Property mentor and renovations veteran Brendan Kelly on common investor mistakes, quitting your day job, and pumping up roofs with a car jack

How did you get your start in property?
I started with a project where I renovated the property while living in it, eventually selling it. It was in an area of growth. The first thing I did was study the ripple effect within a group of suburbs around what I could afford to buy. I noticed a ‘funnel effect’ happening within Richmond (Melbourne) at the time. All the suburbs around this pocket in Richmond had gone up, but this pocket hadn’t done so yet. My budget was tight and enthusiasm was strong, so I purchased an ex-milk bar, converted it into a renovated residential oasis, and sold it sometime later for three times the price I bought it for!

What do you think is the biggest mistake new investors make?
One of the key differences between those that gain property investing success versus those that do not is the awareness of how and what each property purchased will contribute to the goal that the investor is looking to achieve. Without this clarity, it is very much just a game of ‘hope and pray’. This is not a recipe for success.

You left a six-figure corporate job, where you were managing 24 staff and millions in inventory, to invest full-time in property. Was that nerve-wracking?
Yep! But within that was the sense of confidence (or perhaps a little arrogance?) and the inherent need to ‘keep going’. I had done my research, done my numbers, purchased two properties with staggered settlement periods, and was ready to go. I walked out of the office on Friday and was on site with hammer and tools on Monday. It was a very exciting time. With hindsight, it was a tough road with more risk than I saw at the time. I certainly do not encourage others to do the same. With age and wisdom I can assure you there are far less risky ways, with more certain outcomes, than the approach I took back then.

What’s your worst renovation experience?
In the early days I was doing a significant cosmetic renovation and removed the plaster from a wall in the centre of the house. For the convenience of getting large ladders from one room to the next, I removed some studs from this wall without checking the ceiling. It turned out that it was a load-bearing wall. Over a period of days I noticed that the tiled roof was getting lower and lower. I was about a day away from the roof collapsing around me when I realised the problem. I immediately purchased a six-tonne car jack and pumped the roof back up. The lesson: always look up before removing supports.

What’s the one line of thinking you can attribute most of your property investment success to?
Never get into a property without knowing your numbers! There is a whole lot of wisdom required to ensure your numbers work, but, with time, anyone can be confident in knowing their numbers.

Being based in Melbourne, you’re obviously aware of the frequent negative and sometimes contradictory commentary the property market gets.

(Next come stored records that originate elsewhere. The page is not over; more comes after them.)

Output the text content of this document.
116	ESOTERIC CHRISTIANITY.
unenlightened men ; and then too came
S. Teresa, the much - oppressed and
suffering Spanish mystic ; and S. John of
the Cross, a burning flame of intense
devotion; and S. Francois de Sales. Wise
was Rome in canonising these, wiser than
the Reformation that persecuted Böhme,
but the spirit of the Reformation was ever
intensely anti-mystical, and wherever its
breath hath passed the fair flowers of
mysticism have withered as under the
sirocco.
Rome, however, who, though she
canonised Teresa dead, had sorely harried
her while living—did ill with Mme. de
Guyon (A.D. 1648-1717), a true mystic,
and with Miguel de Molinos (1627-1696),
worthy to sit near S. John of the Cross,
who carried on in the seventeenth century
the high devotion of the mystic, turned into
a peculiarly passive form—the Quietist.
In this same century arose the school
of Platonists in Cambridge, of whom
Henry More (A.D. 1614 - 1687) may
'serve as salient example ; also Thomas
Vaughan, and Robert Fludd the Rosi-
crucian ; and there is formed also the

As an active investor in the city, what’s your take on the current environment?
All indicators are that we are currently in a seller’s market. There is a lot of buying activity right now. This is fantastic news if you own property, although I’d encourage investors not to sell right now unless they really need to. If, however, you are looking to buy, expect to pay more than you think you need to in order to secure a place.

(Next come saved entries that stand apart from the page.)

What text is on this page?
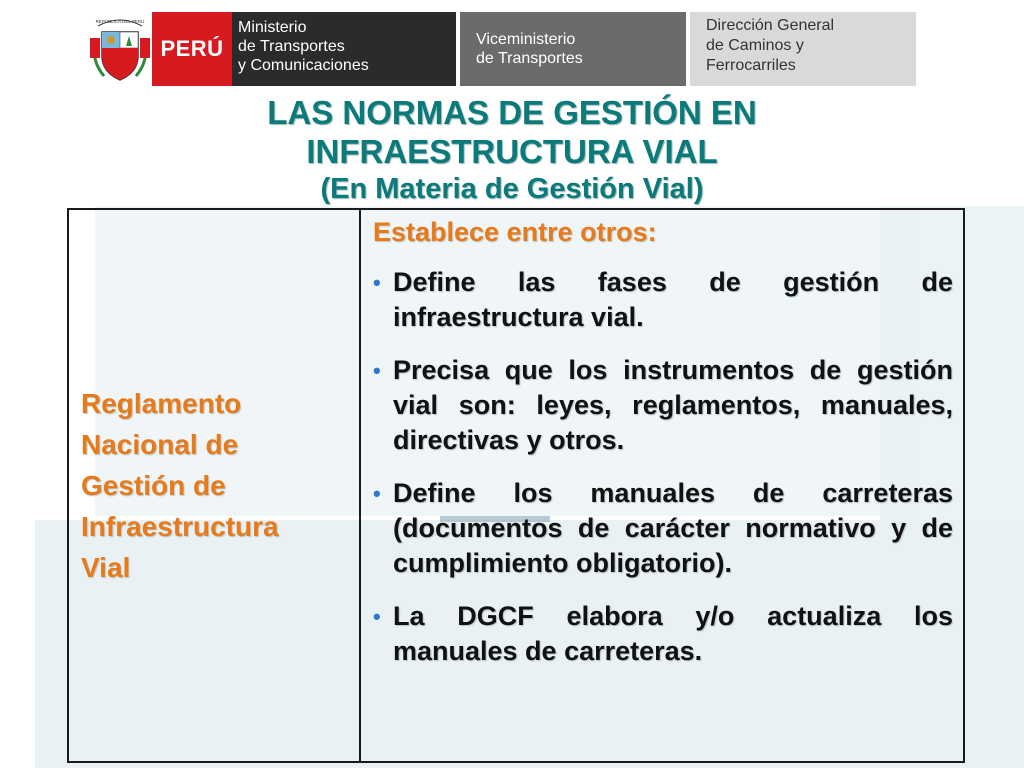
REPÚBLICA DEL PERÚ
PERÚ
Ministerio
de Transportes
y Comunicaciones
Viceministerio
de Transportes
Dirección General
de Caminos y
Ferrocarriles
LAS NORMAS DE GESTIÓN EN
INFRAESTRUCTURA VIAL
(En Materia de Gestión Vial)
Reglamento
Nacional de
Gestión de
Infraestructura
Vial
Establece entre otros:
• Define las fases de gestión de infraestructura vial.
• Precisa que los instrumentos de gestión vial son: leyes, reglamentos, manuales, directivas y otros.
• Define los manuales de carreteras (documentos de carácter normativo y de cumplimiento obligatorio).
• La DGCF elabora y/o actualiza los manuales de carreteras.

That said, within the year you’ll begin to see market changes. Some suburbs will continue to accelerate in price growth. Others will plateau or fall. The trick is to know which suburb will do what. Funnily enough, the consequence is that all commentators will be able to find suburb-level evidence that their predictions were right. My take: don’t invest anywhere just because someone said so. Spend the time to skill up in reading the market and its variations. Get on the ground in the area you want to invest in, and buy because the evidence says it’s a good buy.

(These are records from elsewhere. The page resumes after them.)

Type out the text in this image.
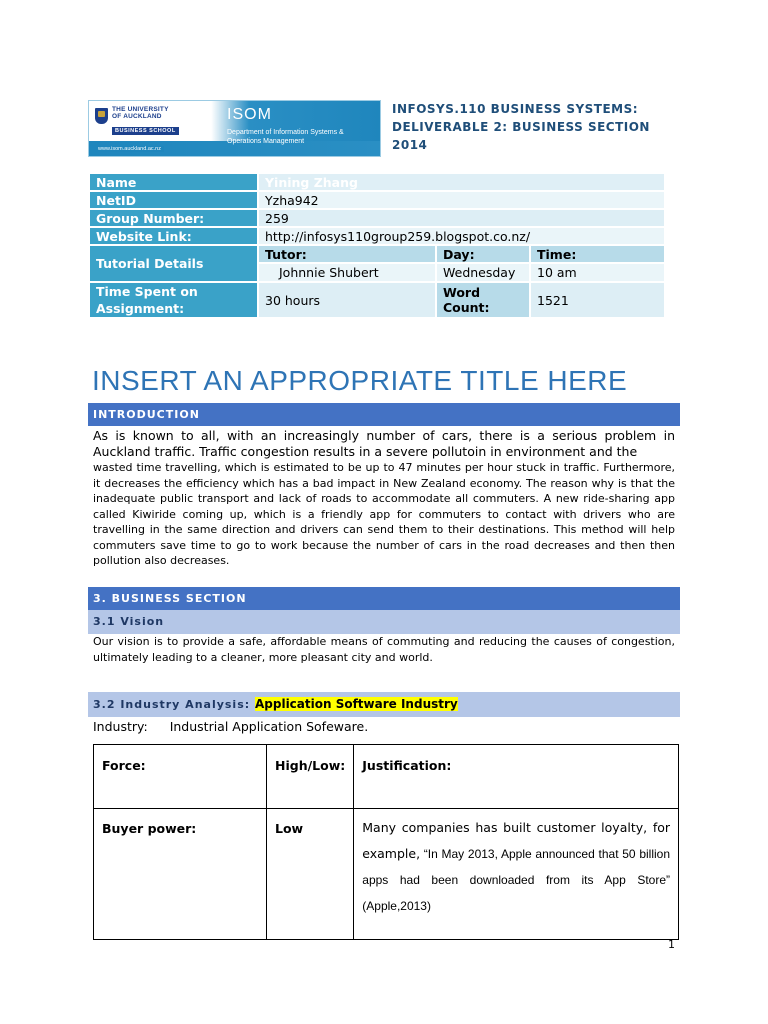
THE UNIVERSITY
OF AUCKLAND
BUSINESS SCHOOL
www.isom.auckland.ac.nz
ISOM
Department of Information Systems & Operations Management
INFOSYS.110 BUSINESS SYSTEMS:
DELIVERABLE 2: BUSINESS SECTION
2014
Name	Yining Zhang		
NetID	Yzha942		
Group Number:	259		
Website Link:	http://infosys110group259.blogspot.co.nz/		
Tutorial Details	Tutor:	Day:	Time:
	Johnnie Shubert	Wednesday	10 am
Time Spent on
Assignment:	30 hours	Word Count:	1521
INSERT AN APPROPRIATE TITLE HERE
INTRODUCTION
As is known to all, with an increasingly number of cars, there is a serious problem in Auckland traffic. Traffic congestion results in a severe pollutoin in environment and the
wasted time travelling, which is estimated to be up to 47 minutes per hour stuck in traffic. Furthermore, it decreases the efficiency which has a bad impact in New Zealand economy. The reason why is that the inadequate public transport and lack of roads to accommodate all commuters. A new ride-sharing app called Kiwiride coming up, which is a friendly app for commuters to contact with drivers who are travelling in the same direction and drivers can send them to their destinations. This method will help commuters save time to go to work because the number of cars in the road decreases and then then pollution also decreases.
3. BUSINESS SECTION
3.1 Vision
Our vision is to provide a safe, affordable means of commuting and reducing the causes of congestion, ultimately leading to a cleaner, more pleasant city and world.
3.2 Industry Analysis: Application Software Industry
Industry: Industrial Application Sofeware.
Force:	High/Low:	Justification:
Buyer power:	Low	Many companies has built customer loyalty, for example, “In May 2013, Apple announced that 50 billion apps had been downloaded from its App Store” (Apple,2013)
1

If you had $100,000 in cash and could get a six-figure loan from the bank, but it could only be used for property investing, what would you do?
In this market, I would chat to my real estate agent friends and put the thought in their heads: “If you come across a vendor who needs to sell now, I have a pen poised over a blank cheque – I can help them out!” In doing this I wouldn’t be competing in the open market, the property would be presented as is, and the vendor could get on with their life problem free. I’d then add value to it wherever possible, and depending upon predicted market movements, I’d either sell it now, or keep it for a short time and sell it next year.